When you open a clip in the Color Page, your first question is always: are the shadows too dark? Are the highlights blown? Are the skin tones — the midtones — sitting correctly?
But whether you can actually fix a problem depends on what type of footage you are working with. The next lecture covers this in full — but here is what you need to know right now:
Normal Footage — Rec.709
What you see is what you get. Crushed blacks and blown highlights are permanently gone. No recovery possible — not even with the best tools in DaVinci.
Log Footage — S-Log2 / S-Log3
The camera intentionally flattens the image to preserve more data. Dark areas that look crushed in Log may still have detail hiding inside that you can pull back. More forgiveness for the editor.
RAW Footage
Maximum data preserved from the sensor. Even more recovery possible compared to Log. Used in cinema-level production.
This is exactly why professional cameras like the Sony FX3 and Sony M4 shoot in Log. They are protecting your edit before you even open DaVinci. Full detail in the next lecture — Lecture 1B.2 — Raw vs Log vs Normal.

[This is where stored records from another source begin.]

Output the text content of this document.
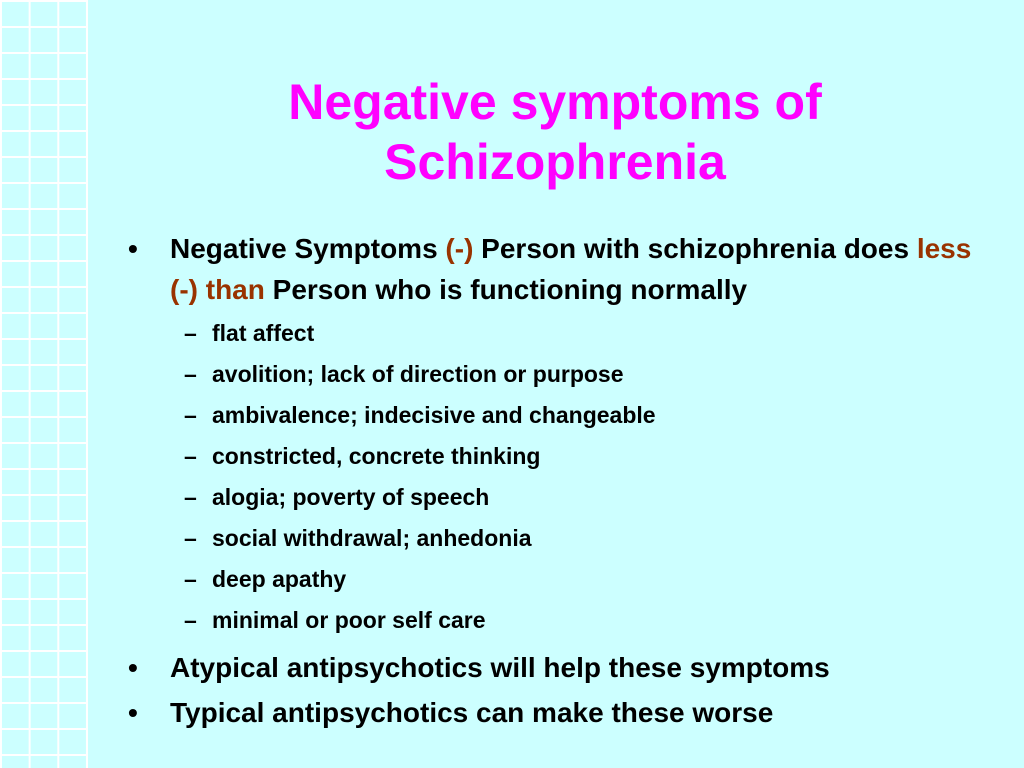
Negative symptoms of
Schizophrenia
• Negative Symptoms (-) Person with schizophrenia does less (-) than Person who is functioning normally
– flat affect
– avolition; lack of direction or purpose
– ambivalence; indecisive and changeable
– constricted, concrete thinking
– alogia; poverty of speech
– social withdrawal; anhedonia
– deep apathy
– minimal or poor self care
• Atypical antipsychotics will help these symptoms
• Typical antipsychotics can make these worse
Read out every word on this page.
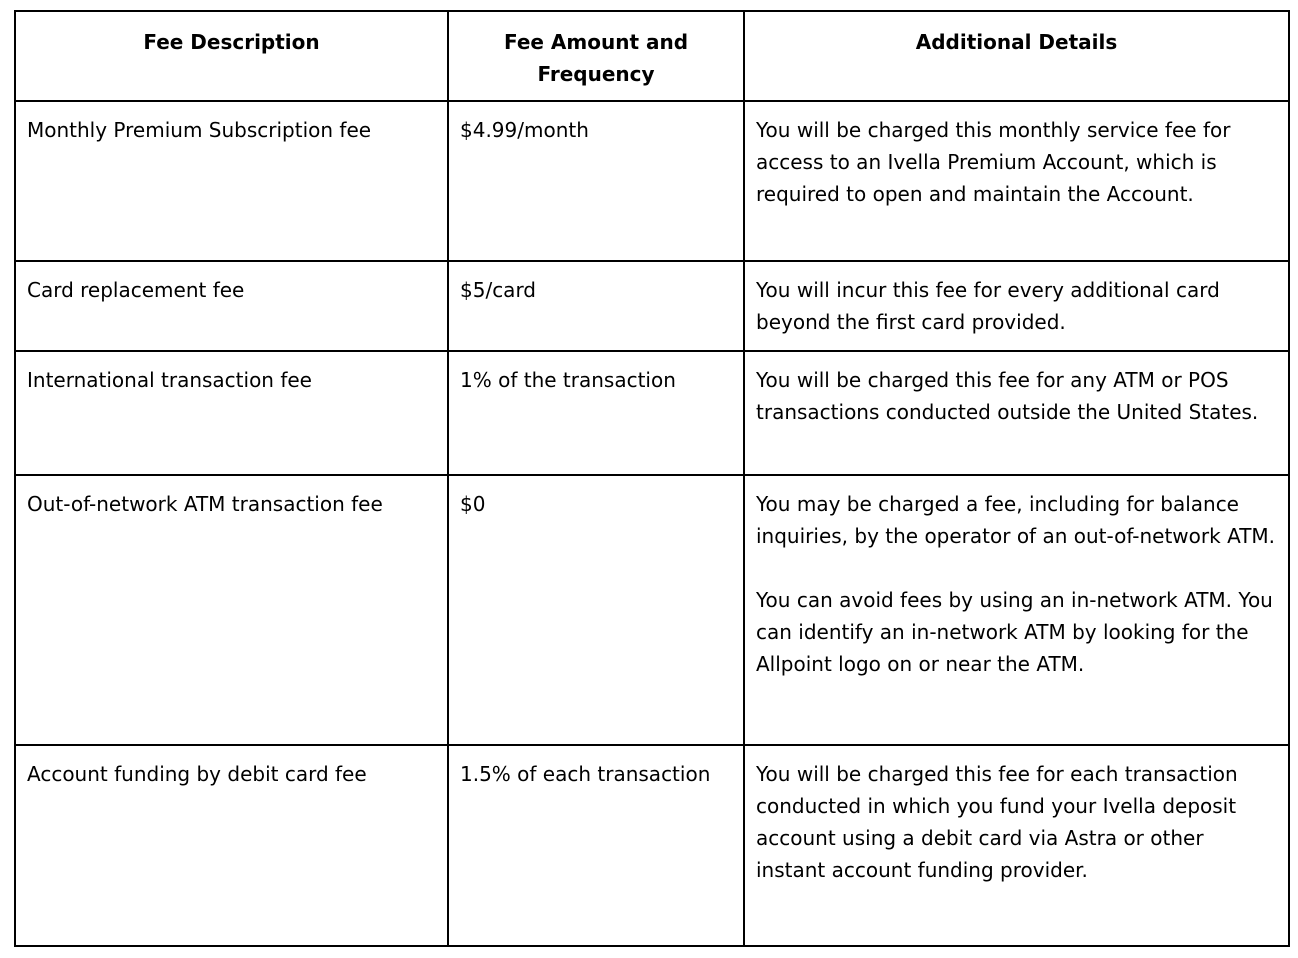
Fee Description	Fee Amount and Frequency	Additional Details
Monthly Premium Subscription fee	$4.99/month	You will be charged this monthly service fee for access to an Ivella Premium Account, which is required to open and maintain the Account.

Card replacement fee	$5/card	You will incur this fee for every additional card beyond the first card provided.

International transaction fee	1% of the transaction	You will be charged this fee for any ATM or POS transactions conducted outside the United States.

Out-of-network ATM transaction fee	$0	You may be charged a fee, including for balance inquiries, by the operator of an out-of-network ATM.
You can avoid fees by using an in-network ATM. You can identify an in-network ATM by looking for the Allpoint logo on or near the ATM.

Account funding by debit card fee	1.5% of each transaction	You will be charged this fee for each transaction conducted in which you fund your Ivella deposit account using a debit card via Astra or other instant account funding provider.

🚫 The Two Things You Can Never Fix
In Normal footage — crushed blacks and blown highlights are gone forever. No tool in DaVinci can bring back detail that was never recorded in the first place. Everything else in a bad clip can be improved — colour, contrast, tone. But these two cannot.
This is why the camera operator must expose correctly on shoot day. The editor cannot save a mistake that happened before recording.
This is why the camera operator must expose correctly on shoot day. The editor cannot save a mistake that happened before recording.
⚡ Pro Tip
See Light First — Story Second
When you watch any clip for the first time — do not look at the story. Look at the light. Ask yourself: are the shadows too dark? Are the highlights blown? Are the skin tones sitting correctly in the midtones? Train your eyes to see light before story. This is what separates a professional colourist from a beginner.
✅ Checkpoint
✅ Quick Check
A clip comes in — the bride's white saree has no detail at all, it is just pure white. The footage was shot in Rec.709 Normal. Can you fix it?
No. The highlights are blown and the footage is Normal — meaning the detail was never recorded by the camera. It is permanently gone. If the same shot had been captured in Log mode on the Sony FX3 or M4, there may have been a chance to recover it. But in Normal footage — once it is white, it is white forever.